My first series is the Mina Calvi Adventure mysteries. Anyone familiar with my books knows I only write about places where I have lived or at least visited personally. The Mina Calvi series has Orange County, California, as background because I lived there while writing most of the books…

…Except for book 3, Italian Summer. I wrote that back home in Italy and it’s 60% autobiographical as it pertains to settings, feelings, and habits. OK, I’m stopping here. You’ll have to read the book to fill the blanks…

My second series is the Lella York suspense series, and those books each have a different setting. Book 1, Gemini Moon: Murder Under the Italian Moon, was based on a real deadly event. A friend of mine was shot by the spouse and her blood spattered on one of my books she had on her desk at the time. It was returned to me years later and I just had to write about the shooting.

Describe yourself in three words

Loyal, passionate, truthful.

What advice would you give to aspiring writers?

Write from the heart: readers can tell. And keep in mind no one was born a writer. While some excel at it, it’s a craft. Practice makes perfect. Never give up.

Where can readers find you?

Email: mgsweb1@gmail.com

Website

Twitter

Amazon Author page

BookBub 

Subscribe to my newsletter

And where can readers find your books, besides the links you’ve already provided?

I’ve written short stories and non-fiction in addition to my mysteries. Check out my website for more information on my books.
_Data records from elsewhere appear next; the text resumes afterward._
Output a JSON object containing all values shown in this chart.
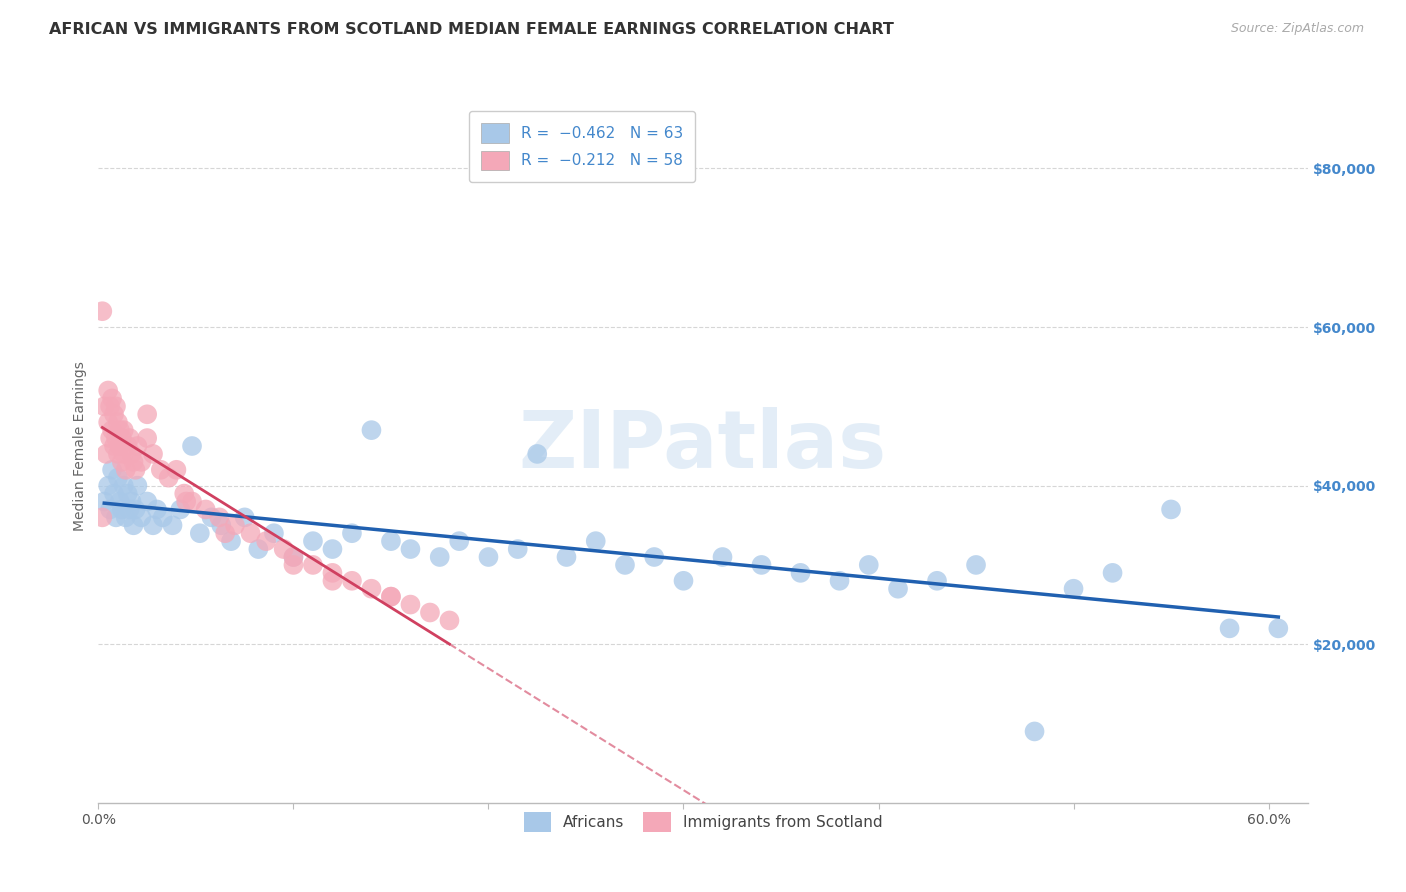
{
  "title": "AFRICAN VS IMMIGRANTS FROM SCOTLAND MEDIAN FEMALE EARNINGS CORRELATION CHART",
  "source": "Source: ZipAtlas.com",
  "ylabel": "Median Female Earnings",
  "yaxis_labels": [
    "$20,000",
    "$40,000",
    "$60,000",
    "$80,000"
  ],
  "yaxis_values": [
    20000,
    40000,
    60000,
    80000
  ],
  "legend_blue_r": "R = −0.462",
  "legend_blue_n": "N = 63",
  "legend_pink_r": "R = −0.212",
  "legend_pink_n": "N = 58",
  "legend_label_blue": "Africans",
  "legend_label_pink": "Immigrants from Scotland",
  "blue_color": "#a8c8e8",
  "pink_color": "#f4a8b8",
  "blue_line_color": "#2060b0",
  "pink_line_color": "#d04060",
  "background_color": "#ffffff",
  "grid_color": "#cccccc",
  "title_color": "#333333",
  "axis_label_color": "#4488cc",
  "watermark_color": "#c8ddf0",
  "watermark_text": "ZIPatlas",
  "xlim": [
    0.0,
    0.62
  ],
  "ylim": [
    0,
    90000
  ],
  "africans_x": [
    0.003,
    0.005,
    0.006,
    0.007,
    0.008,
    0.009,
    0.01,
    0.011,
    0.012,
    0.013,
    0.014,
    0.015,
    0.016,
    0.017,
    0.018,
    0.019,
    0.02,
    0.022,
    0.025,
    0.028,
    0.03,
    0.033,
    0.038,
    0.042,
    0.048,
    0.052,
    0.058,
    0.063,
    0.068,
    0.075,
    0.082,
    0.09,
    0.1,
    0.11,
    0.12,
    0.13,
    0.14,
    0.15,
    0.16,
    0.175,
    0.185,
    0.2,
    0.215,
    0.225,
    0.24,
    0.255,
    0.27,
    0.285,
    0.3,
    0.32,
    0.34,
    0.36,
    0.38,
    0.395,
    0.41,
    0.43,
    0.45,
    0.48,
    0.5,
    0.52,
    0.55,
    0.58,
    0.605
  ],
  "africans_y": [
    38000,
    40000,
    37000,
    42000,
    39000,
    36000,
    41000,
    38000,
    37000,
    40000,
    36000,
    39000,
    37000,
    38000,
    35000,
    37000,
    40000,
    36000,
    38000,
    35000,
    37000,
    36000,
    35000,
    37000,
    45000,
    34000,
    36000,
    35000,
    33000,
    36000,
    32000,
    34000,
    31000,
    33000,
    32000,
    34000,
    47000,
    33000,
    32000,
    31000,
    33000,
    31000,
    32000,
    44000,
    31000,
    33000,
    30000,
    31000,
    28000,
    31000,
    30000,
    29000,
    28000,
    30000,
    27000,
    28000,
    30000,
    9000,
    27000,
    29000,
    37000,
    22000,
    22000
  ],
  "scotland_x": [
    0.002,
    0.003,
    0.004,
    0.005,
    0.005,
    0.006,
    0.006,
    0.007,
    0.007,
    0.008,
    0.008,
    0.009,
    0.009,
    0.01,
    0.01,
    0.011,
    0.011,
    0.012,
    0.012,
    0.013,
    0.013,
    0.014,
    0.015,
    0.016,
    0.017,
    0.018,
    0.019,
    0.02,
    0.022,
    0.025,
    0.028,
    0.032,
    0.036,
    0.04,
    0.044,
    0.048,
    0.055,
    0.062,
    0.07,
    0.078,
    0.086,
    0.095,
    0.1,
    0.11,
    0.12,
    0.13,
    0.14,
    0.15,
    0.16,
    0.17,
    0.002,
    0.025,
    0.045,
    0.065,
    0.1,
    0.12,
    0.15,
    0.18
  ],
  "scotland_y": [
    36000,
    50000,
    44000,
    48000,
    52000,
    46000,
    50000,
    47000,
    51000,
    45000,
    49000,
    46000,
    50000,
    44000,
    48000,
    45000,
    47000,
    43000,
    46000,
    44000,
    47000,
    42000,
    45000,
    46000,
    44000,
    43000,
    42000,
    45000,
    43000,
    46000,
    44000,
    42000,
    41000,
    42000,
    39000,
    38000,
    37000,
    36000,
    35000,
    34000,
    33000,
    32000,
    31000,
    30000,
    29000,
    28000,
    27000,
    26000,
    25000,
    24000,
    62000,
    49000,
    38000,
    34000,
    30000,
    28000,
    26000,
    23000
  ],
  "title_fontsize": 11.5,
  "source_fontsize": 9,
  "axis_label_fontsize": 10,
  "tick_fontsize": 10,
  "legend_fontsize": 11
}
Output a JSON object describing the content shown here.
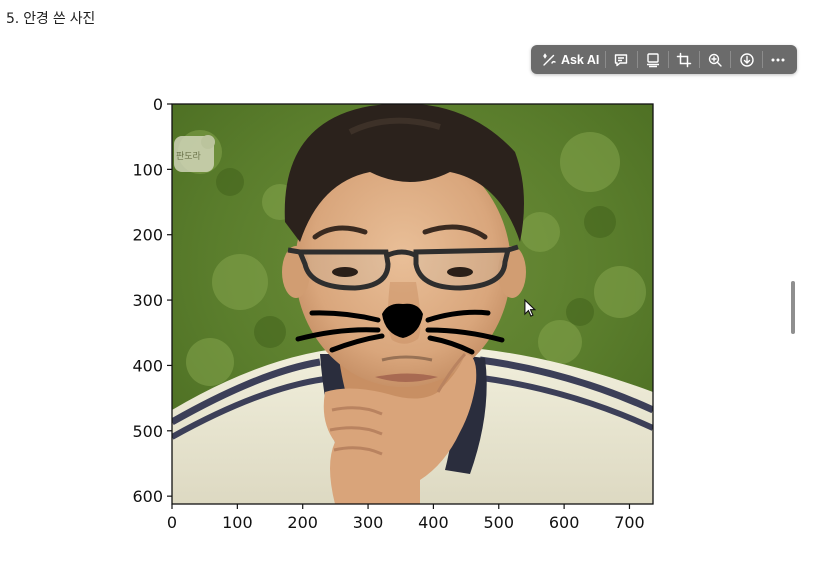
{
  "page": {
    "heading": "5. 안경 쓴 사진"
  },
  "toolbar": {
    "ask_ai_label": "Ask AI",
    "icons": [
      "sparkle-pen-icon",
      "comment-icon",
      "caption-icon",
      "crop-icon",
      "zoom-in-icon",
      "download-icon",
      "more-icon"
    ]
  },
  "figure": {
    "axes": {
      "x_ticks": [
        0,
        100,
        200,
        300,
        400,
        500,
        600,
        700
      ],
      "y_ticks": [
        0,
        100,
        200,
        300,
        400,
        500,
        600
      ],
      "xlim": [
        0,
        736
      ],
      "ylim": [
        612,
        0
      ],
      "grid": false
    },
    "image": {
      "subject": "man with glasses, hand on chin, drawn cat nose and whiskers",
      "watermark_text": "판도라"
    },
    "cursor": {
      "x": 540,
      "y": 300
    }
  }
}
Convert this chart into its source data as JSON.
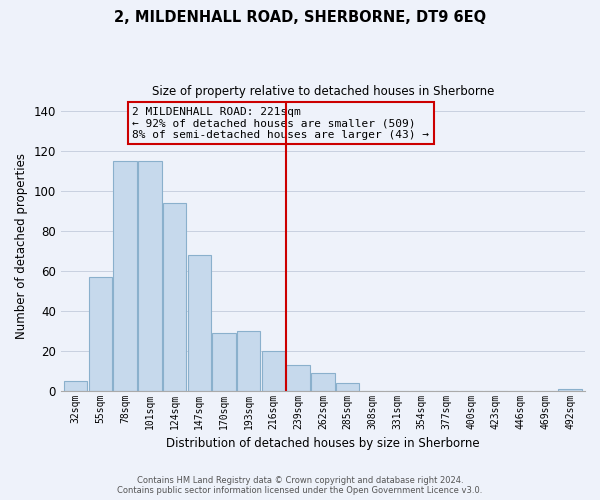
{
  "title": "2, MILDENHALL ROAD, SHERBORNE, DT9 6EQ",
  "subtitle": "Size of property relative to detached houses in Sherborne",
  "xlabel": "Distribution of detached houses by size in Sherborne",
  "ylabel": "Number of detached properties",
  "bar_labels": [
    "32sqm",
    "55sqm",
    "78sqm",
    "101sqm",
    "124sqm",
    "147sqm",
    "170sqm",
    "193sqm",
    "216sqm",
    "239sqm",
    "262sqm",
    "285sqm",
    "308sqm",
    "331sqm",
    "354sqm",
    "377sqm",
    "400sqm",
    "423sqm",
    "446sqm",
    "469sqm",
    "492sqm"
  ],
  "bar_values": [
    5,
    57,
    115,
    115,
    94,
    68,
    29,
    30,
    20,
    13,
    9,
    4,
    0,
    0,
    0,
    0,
    0,
    0,
    0,
    0,
    1
  ],
  "bar_color": "#c6d9ec",
  "bar_edge_color": "#8ab0cc",
  "vline_x": 8.5,
  "vline_color": "#cc0000",
  "ylim": [
    0,
    145
  ],
  "yticks": [
    0,
    20,
    40,
    60,
    80,
    100,
    120,
    140
  ],
  "annotation_title": "2 MILDENHALL ROAD: 221sqm",
  "annotation_line1": "← 92% of detached houses are smaller (509)",
  "annotation_line2": "8% of semi-detached houses are larger (43) →",
  "footer1": "Contains HM Land Registry data © Crown copyright and database right 2024.",
  "footer2": "Contains public sector information licensed under the Open Government Licence v3.0.",
  "background_color": "#eef2fa",
  "grid_color": "#c8d0e0"
}
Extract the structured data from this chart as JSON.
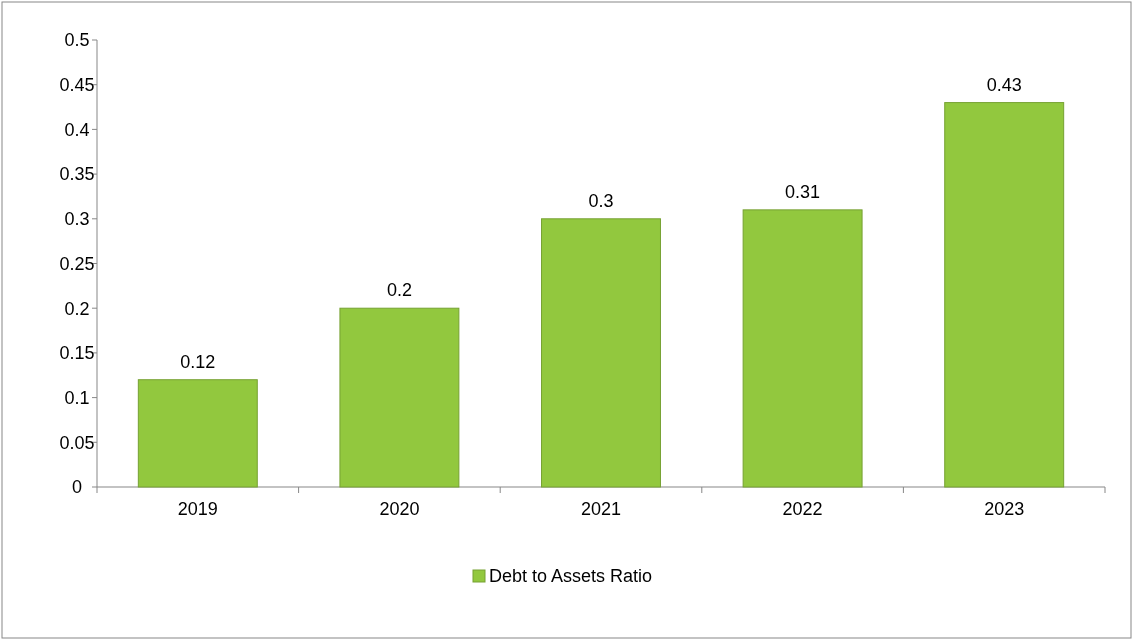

Maria has graciously provided a recipe from one of her main characters, Monica, a cook who tends to take shortcuts. There are two versions of Pasta Primavera: the regular version and Monica’s shortcut version.

Monica’s Pasta Primavera

(This version works for vegetarians. If you are following a gluten-free diet, substitute gluten-free pasta for regular pasta. You can use your favorite brand. My choice is Barilla. ~Monica)

12 ounces of pasta (I use Barilla thin spaghetti)

4 tablespoons unsalted butter

Salt and pepper to taste

½ pound broccoli, trim thick stems

½ pound cauliflower

2/3 cup grated Parmesan cheese

1/4 cup heavy cream

***

Cook pasta according to directions.

While waiting for water to boil chop broccoli and cauliflower into bite size pieces.

Once the pasta is in the pot, melt butter in large skillet over low heat, but don’t let it brown. Set aside.

Two minutes before removing the pasta from the boiling pot add the chopped broccoli and cauliflower to the boiling water/pasta.

Drain well pasta and veggies, transfer to the skillet with melted butter, toss well. Add heavy cream and cheese, toss some more and serve.  (4 servings)

Buon appetito!

 

Monica’s One-Pot 15-Minute version…if you dare…serves 2

8 ounces pasta (half a package) (Barilla thin spaghetti cooks in 5-6 minutes al dente)

Salt and pepper as needed

2 tablespoons unsalted butter

2 tablespoon olive oil

¼ cup grated Parmesan cheese

1-10 ounces package frozen vegetables (I like the Oriental Stir-fry plain, but any frozen vegetables would do)

***

Cook pasta according to directions.

While pasta is cooking, open frozen vegetables, discard wrapping and put vegetables in colander. Let hot water from kitchen faucet run over frozen vegetables. That way they will thaw but remain crisp.

When pasta is done, turn off faucet and pour pasta over vegetables in colander. Drain well.

Quickly return the pot in which the pasta was cooked to the same burner, add butter. Allow it to melt over a low burner but do not allow it to brown.

Pour pasta and vegetables on top of melted butter, add olive oil and toss well.

Serve with grated cheese to taste. Add salt and pepper to taste.

Sounds delicious! Thanks for visiting, Maria!